Information Study for the Benefit of Humanity:
Learning from the Past and Building the New Normal
Marcin J. Schroeder
The 2021 IS4SI Summit is coming in the shadow of the global crisis of new coronavirus pandemic. Dozens of millions of people have been already infected, some of them suffered but managed to recover but more than a million perished. Millions lost their sources of income, jobs, businesses. The word “crisis” comes from the Greek discernment, judgement, which describes well our present experience. There are now many examples of an authentic heroism manifested by people who risk their health or lives bringing the medical care to those infected with the virus and there are many examples of unscrupulous exploitation of human suffering for political or economic gains.
Recently, there is hope that new vaccines will soon bring the spread of the virus under control and that life will return to normal. In this desire to return to normal and putting the dramatic experience behind us there is a hidden danger of forgetting about what we can learn from it. Hegel in the Introduction to his Philosophy of History pessimistically claimed “What experience and history teach is this – that people and governments never learned anything from history, or acted on principles deduced from it.” Now, almost two centuries later this assessment of the short span of memory among politicians and in the general public is equally accurate, but this should not be an excuse for the academic community to forget and not to learn from our experience. Going back to the “old normal” would have been a defeat of the reason and betrayal of those who suffered and those who sacrificed themselves in the fight with disease.

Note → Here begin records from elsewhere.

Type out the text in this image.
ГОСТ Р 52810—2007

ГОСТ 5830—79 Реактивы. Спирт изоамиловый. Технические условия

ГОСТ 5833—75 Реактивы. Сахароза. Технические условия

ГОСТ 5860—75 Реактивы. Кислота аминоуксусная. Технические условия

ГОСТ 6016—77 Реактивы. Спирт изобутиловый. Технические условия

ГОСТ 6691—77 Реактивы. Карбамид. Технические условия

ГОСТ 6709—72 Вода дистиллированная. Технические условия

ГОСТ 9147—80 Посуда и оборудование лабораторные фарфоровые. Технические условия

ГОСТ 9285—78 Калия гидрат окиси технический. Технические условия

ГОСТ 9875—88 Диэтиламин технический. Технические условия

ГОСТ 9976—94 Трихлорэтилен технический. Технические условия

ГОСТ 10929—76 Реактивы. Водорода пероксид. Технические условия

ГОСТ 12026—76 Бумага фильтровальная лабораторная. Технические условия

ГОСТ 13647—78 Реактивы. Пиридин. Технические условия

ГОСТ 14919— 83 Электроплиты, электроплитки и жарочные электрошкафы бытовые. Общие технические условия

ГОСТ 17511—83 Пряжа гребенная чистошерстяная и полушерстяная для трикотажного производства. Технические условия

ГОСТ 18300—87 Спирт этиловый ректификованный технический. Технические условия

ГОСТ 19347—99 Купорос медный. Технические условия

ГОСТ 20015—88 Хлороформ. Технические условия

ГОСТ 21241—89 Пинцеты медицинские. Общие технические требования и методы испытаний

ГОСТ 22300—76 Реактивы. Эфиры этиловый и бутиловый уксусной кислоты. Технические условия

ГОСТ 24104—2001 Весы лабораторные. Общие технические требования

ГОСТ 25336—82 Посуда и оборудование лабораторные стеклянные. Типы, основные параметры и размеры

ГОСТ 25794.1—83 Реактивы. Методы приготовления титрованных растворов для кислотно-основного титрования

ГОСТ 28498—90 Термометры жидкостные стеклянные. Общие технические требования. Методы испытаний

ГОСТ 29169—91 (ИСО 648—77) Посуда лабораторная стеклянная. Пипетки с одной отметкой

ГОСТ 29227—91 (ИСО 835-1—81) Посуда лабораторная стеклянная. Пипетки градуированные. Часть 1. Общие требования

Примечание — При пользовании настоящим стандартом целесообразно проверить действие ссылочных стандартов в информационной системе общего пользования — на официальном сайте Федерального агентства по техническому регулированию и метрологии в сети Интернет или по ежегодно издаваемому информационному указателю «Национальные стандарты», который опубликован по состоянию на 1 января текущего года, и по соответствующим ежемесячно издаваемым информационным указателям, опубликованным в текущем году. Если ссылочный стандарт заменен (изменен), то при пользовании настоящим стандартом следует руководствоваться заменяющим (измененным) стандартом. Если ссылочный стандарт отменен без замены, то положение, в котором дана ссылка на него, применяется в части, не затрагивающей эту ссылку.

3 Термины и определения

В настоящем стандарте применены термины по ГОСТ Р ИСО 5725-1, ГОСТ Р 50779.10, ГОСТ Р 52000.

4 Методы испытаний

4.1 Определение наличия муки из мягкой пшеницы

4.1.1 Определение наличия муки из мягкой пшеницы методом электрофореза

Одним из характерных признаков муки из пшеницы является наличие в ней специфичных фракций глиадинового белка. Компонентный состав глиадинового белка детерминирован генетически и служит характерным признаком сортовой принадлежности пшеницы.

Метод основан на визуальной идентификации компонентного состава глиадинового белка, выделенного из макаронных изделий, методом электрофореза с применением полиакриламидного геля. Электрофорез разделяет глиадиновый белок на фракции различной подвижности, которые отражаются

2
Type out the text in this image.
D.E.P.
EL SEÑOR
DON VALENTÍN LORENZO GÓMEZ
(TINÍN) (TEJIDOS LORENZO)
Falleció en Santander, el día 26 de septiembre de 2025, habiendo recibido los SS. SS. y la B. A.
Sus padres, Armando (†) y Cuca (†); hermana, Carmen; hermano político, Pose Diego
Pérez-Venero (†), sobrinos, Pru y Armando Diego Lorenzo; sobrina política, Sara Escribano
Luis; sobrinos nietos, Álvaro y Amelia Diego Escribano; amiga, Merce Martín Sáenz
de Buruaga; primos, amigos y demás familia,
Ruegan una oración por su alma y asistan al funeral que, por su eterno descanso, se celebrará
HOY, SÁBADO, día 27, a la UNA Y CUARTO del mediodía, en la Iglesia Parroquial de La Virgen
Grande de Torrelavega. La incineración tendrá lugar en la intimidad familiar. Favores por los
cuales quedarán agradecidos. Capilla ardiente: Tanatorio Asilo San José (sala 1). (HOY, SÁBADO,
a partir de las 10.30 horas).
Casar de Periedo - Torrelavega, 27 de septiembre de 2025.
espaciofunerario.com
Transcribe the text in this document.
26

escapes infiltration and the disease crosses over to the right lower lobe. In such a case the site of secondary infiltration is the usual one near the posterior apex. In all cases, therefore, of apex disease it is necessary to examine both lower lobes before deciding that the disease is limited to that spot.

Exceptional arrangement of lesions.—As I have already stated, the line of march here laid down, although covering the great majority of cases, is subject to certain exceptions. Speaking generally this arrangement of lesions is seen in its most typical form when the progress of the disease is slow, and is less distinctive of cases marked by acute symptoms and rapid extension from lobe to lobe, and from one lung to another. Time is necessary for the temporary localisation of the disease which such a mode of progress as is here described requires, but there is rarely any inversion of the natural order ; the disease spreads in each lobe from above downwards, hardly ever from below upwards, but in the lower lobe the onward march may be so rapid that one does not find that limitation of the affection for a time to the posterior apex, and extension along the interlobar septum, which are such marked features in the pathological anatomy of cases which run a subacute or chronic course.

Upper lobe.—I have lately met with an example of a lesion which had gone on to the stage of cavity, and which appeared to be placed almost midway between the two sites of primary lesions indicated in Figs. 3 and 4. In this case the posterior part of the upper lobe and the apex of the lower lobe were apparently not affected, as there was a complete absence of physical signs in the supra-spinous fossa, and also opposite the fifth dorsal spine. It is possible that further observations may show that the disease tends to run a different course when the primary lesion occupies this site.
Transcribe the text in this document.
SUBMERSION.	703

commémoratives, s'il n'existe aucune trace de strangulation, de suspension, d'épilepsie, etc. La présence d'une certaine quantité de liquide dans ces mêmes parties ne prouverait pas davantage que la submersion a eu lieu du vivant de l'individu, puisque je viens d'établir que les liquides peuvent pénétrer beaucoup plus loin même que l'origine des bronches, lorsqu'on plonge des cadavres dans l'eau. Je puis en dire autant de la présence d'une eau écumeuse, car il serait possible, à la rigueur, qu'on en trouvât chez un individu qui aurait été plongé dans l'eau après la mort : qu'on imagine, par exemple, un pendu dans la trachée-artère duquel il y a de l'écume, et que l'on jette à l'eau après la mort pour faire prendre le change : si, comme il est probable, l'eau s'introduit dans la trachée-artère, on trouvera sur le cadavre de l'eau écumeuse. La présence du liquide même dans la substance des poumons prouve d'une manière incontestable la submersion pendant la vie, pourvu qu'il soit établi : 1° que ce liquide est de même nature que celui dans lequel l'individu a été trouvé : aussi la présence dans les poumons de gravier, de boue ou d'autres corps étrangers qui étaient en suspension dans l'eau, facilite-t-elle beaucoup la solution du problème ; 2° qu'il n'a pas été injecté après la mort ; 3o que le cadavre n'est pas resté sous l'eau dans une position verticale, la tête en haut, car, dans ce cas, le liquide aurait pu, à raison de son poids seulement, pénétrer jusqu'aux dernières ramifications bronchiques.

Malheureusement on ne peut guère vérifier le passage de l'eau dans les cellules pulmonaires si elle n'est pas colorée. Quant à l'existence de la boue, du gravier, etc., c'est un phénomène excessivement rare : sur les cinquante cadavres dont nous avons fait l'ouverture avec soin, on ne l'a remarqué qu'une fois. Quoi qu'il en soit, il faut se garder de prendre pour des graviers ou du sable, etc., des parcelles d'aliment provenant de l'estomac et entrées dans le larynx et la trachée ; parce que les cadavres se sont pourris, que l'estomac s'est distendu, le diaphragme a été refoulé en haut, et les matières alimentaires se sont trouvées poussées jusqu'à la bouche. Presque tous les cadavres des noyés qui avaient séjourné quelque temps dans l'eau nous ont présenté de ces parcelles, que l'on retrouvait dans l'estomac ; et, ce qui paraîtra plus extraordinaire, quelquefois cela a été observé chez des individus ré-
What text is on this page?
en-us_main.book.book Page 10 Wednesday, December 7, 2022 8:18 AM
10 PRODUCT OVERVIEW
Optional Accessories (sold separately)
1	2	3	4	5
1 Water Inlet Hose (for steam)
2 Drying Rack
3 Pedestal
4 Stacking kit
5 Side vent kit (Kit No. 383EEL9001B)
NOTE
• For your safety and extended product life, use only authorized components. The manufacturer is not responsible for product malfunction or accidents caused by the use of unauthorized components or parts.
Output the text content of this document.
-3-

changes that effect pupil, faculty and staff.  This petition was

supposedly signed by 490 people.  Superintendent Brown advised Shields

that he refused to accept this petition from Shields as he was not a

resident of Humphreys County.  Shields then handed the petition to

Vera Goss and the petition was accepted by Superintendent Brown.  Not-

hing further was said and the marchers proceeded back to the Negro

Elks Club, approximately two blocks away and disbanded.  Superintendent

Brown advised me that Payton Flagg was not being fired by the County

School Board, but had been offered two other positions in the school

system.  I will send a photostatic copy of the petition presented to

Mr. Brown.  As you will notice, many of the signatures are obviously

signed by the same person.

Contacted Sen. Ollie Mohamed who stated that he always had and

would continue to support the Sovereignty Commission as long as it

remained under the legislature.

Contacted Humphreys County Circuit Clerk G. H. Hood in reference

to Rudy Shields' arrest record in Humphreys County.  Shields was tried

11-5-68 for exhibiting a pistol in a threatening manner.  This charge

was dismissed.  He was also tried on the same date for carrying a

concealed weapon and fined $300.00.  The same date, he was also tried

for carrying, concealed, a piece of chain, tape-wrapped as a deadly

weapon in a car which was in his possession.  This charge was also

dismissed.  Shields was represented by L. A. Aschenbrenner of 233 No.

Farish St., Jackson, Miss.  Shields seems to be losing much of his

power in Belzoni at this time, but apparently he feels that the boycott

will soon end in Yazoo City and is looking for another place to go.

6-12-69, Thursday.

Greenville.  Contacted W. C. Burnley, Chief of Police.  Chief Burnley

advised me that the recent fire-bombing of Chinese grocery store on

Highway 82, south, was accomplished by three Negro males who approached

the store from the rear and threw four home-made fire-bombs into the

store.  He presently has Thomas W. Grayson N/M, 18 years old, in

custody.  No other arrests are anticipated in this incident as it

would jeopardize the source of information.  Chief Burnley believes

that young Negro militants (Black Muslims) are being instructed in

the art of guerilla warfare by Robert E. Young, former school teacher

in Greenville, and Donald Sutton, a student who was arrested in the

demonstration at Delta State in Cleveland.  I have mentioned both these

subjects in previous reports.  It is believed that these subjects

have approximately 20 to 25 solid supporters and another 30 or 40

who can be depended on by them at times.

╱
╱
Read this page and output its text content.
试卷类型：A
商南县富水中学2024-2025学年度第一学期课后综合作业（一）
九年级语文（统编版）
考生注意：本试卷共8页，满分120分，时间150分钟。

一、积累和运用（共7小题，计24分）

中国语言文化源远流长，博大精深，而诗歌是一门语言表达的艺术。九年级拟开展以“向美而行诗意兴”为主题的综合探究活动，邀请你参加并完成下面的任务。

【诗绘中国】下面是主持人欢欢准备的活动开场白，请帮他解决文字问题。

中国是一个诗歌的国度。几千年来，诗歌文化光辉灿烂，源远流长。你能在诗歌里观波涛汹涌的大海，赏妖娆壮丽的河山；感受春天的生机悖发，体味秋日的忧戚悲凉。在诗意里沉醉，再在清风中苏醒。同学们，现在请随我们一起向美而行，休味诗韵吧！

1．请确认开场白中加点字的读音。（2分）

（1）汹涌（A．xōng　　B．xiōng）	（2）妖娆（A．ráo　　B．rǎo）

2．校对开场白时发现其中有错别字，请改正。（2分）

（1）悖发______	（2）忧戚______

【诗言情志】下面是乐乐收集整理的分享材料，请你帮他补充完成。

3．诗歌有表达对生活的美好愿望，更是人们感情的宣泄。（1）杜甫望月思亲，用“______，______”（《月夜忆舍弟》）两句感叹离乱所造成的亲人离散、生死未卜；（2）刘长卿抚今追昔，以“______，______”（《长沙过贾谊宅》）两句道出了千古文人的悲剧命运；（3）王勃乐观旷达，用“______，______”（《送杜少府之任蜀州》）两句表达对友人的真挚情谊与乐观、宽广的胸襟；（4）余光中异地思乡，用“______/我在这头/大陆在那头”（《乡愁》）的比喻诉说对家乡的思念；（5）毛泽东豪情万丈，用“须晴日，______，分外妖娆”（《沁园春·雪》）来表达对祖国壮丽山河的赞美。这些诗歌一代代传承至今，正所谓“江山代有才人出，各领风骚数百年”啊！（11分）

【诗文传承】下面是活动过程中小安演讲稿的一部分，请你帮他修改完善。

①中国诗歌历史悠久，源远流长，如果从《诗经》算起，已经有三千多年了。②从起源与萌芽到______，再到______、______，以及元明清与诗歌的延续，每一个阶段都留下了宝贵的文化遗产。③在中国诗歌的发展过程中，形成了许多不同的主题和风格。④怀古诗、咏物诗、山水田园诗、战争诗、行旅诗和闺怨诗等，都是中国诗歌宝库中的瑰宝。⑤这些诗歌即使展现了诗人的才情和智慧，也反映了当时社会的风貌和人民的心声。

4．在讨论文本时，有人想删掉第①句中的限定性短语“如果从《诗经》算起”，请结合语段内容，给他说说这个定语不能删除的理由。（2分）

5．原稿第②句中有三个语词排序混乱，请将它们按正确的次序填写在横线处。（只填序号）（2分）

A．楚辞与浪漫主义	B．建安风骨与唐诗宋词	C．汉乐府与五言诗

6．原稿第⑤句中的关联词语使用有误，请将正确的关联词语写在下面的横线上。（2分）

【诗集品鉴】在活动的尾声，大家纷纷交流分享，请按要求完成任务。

It is important not only not to forget and to learn, but what to learn. If the lesson we were given was only about the lack of responsibility of political and economic leaders, their lack of imagination, about the deficiency of their morals, or about frequently irrational reactions of the general public, then the pain brought by the pandemic would have been in vain. We have multiple examples of those in the past centuries or even millennia. Only someone really naïve can expect that next time will be different. Searching someone to blame for errors cannot replace searching for sources of errors. We can see that a lot of damage and suffering was a result of ignorance fueled by anti-scientific and anti-intellectual attitudes frequent both among political and economic leaders and within broad masses of human population. It would be counterproductive to be satisfied with this diagnosis, in particular in the latter case. Are we, members of the academic community without blame? It is our responsibility to promote knowledge and understanding of the world through education. Can we be satisfied with what we offer our societies? Do we have a comprehensive, consistent scientific, or more generally intellectual view of reality which we could all understand and share among ourselves and which we can present to the global society?
It does not mean that we have to seek consensus regarding the answers to specific research questions. Progress in science and philosophy always depended on competing ideas, but the productive competition requires common foundations, common rules and mutual understanding.
So, we can disagree about answers, but we have to understand each other’s questions. It is very important that we can present this common foundation to general public, which does not have any reason to trust in our advice when confronted with the lack of agreement and mutual understanding among scientists and intellectuals in stark contrast to the extreme self-confidence of those who unite in the fight for political and economic power.
There is a desperate need for building the common foundation for science, philosophy, humanities, for the construction of a comprehensive view of reality integrating the results of diverse methods of inquiry to restore the position of knowledge and reason as guides for global society. IS4SI has special role to play in this task. The concept of information, as probably no other concept in modern thought, is not only present and fundamental in virtually all academic and technological disciplines, but it is familiar (admittedly without very deep understanding) to the majority of human population. Its universality qualifies it as the best tool to build authentic transdisciplinary vision of reality and at the same time its familiarity for the general public makes it good tool for the propagation of this vision. The 2021 Summit will consist of several component conferences grouping experts in specific forms of inquiry of information, but it will include plenary activities bringing together all participants. These conferences will be an opportunity to present to fellow researchers the most recent developments within their foci of expertise and the plenary events of the Summit will have the role of a forum for the exchange of views coming from multiple perspectives for seeking mutual understanding and cooperation.